Waiting for Godot Cory Wojcik (left) and Arne MacPherson are set to star in Shakespeare In The Ruins' production of "Waiting For Godot." (Shakespeare In The Ruins)

“Macbeth” has not been performed in a Manitoba theatre company’s season since 1996, Belifuss estimates, while the absurdist fiction “Godot” last meandered onto the local stage in MTC Warehouse’s 2001 season, making the double-bill ripe for revitalization by SIR.

“We’re the only company dedicated to bringing back things to life and seeing how they speak to us now,” Beilfuss said.

Tickets are currently on sale through SIR’s website.

Shakespeare In The Ruins Actor Lindsay Nance is pictured in a promotional image for Shakespeare In The Ruins' upcoming production of "Macbeth." (Shakespeare In The Ruins)

Beilfuss urges Manitobans to secure them fast. Last year’s run featuring “A Midsummer Night’s Dream” and “Iago Speaks” regularly sold out, with the company adding performances to meet demand.

It’s a trend ushered in by the pandemic, the artistic director said.

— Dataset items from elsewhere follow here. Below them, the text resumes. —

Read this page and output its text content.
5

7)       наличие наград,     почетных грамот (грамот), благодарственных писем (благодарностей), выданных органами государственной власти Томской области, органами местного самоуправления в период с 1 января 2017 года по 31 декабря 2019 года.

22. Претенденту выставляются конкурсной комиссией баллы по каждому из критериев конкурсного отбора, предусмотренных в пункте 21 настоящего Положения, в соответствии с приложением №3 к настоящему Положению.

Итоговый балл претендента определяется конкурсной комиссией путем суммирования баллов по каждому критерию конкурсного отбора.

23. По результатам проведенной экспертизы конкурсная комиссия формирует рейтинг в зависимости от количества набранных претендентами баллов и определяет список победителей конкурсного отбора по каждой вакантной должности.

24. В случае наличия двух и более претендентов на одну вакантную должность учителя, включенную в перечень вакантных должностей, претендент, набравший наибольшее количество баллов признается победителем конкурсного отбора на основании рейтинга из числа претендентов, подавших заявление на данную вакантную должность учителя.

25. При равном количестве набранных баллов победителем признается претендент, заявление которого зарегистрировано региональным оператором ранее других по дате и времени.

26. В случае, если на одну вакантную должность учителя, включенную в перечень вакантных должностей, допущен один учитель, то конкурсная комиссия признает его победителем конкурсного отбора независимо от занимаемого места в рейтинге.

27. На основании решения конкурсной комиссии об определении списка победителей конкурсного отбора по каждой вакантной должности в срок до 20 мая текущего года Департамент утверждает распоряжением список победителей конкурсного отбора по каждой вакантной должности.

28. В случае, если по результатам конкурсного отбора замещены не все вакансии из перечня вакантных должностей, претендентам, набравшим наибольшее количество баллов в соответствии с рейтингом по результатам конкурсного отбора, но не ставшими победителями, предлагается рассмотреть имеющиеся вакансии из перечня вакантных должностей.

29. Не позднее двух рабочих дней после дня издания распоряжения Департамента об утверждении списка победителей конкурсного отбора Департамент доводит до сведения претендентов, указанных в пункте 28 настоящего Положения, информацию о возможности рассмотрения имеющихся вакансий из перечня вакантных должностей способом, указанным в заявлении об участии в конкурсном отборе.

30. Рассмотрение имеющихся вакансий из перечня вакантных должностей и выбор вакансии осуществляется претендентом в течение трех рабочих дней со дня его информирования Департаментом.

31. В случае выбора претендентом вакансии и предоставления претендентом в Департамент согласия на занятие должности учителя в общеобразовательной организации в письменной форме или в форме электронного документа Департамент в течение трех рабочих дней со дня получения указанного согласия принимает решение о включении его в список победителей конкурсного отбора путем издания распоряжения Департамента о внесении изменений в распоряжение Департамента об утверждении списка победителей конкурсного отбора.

Audiences were hungrier than ever for familiar tales after COVID-19 upended the world, making SIR’s particular brand of outdoor, live theatre particularly alluring in a newly socially distanced world. Beilfuss estimates SIR has doubled its audience since then. Now with enough behinds in seats, Mother Nature has become SIR’s most unpredictable adversary.

“I think people are craving a sense of familiarity with the stories that they hold dear to their own history, so we’ve been very lucky.”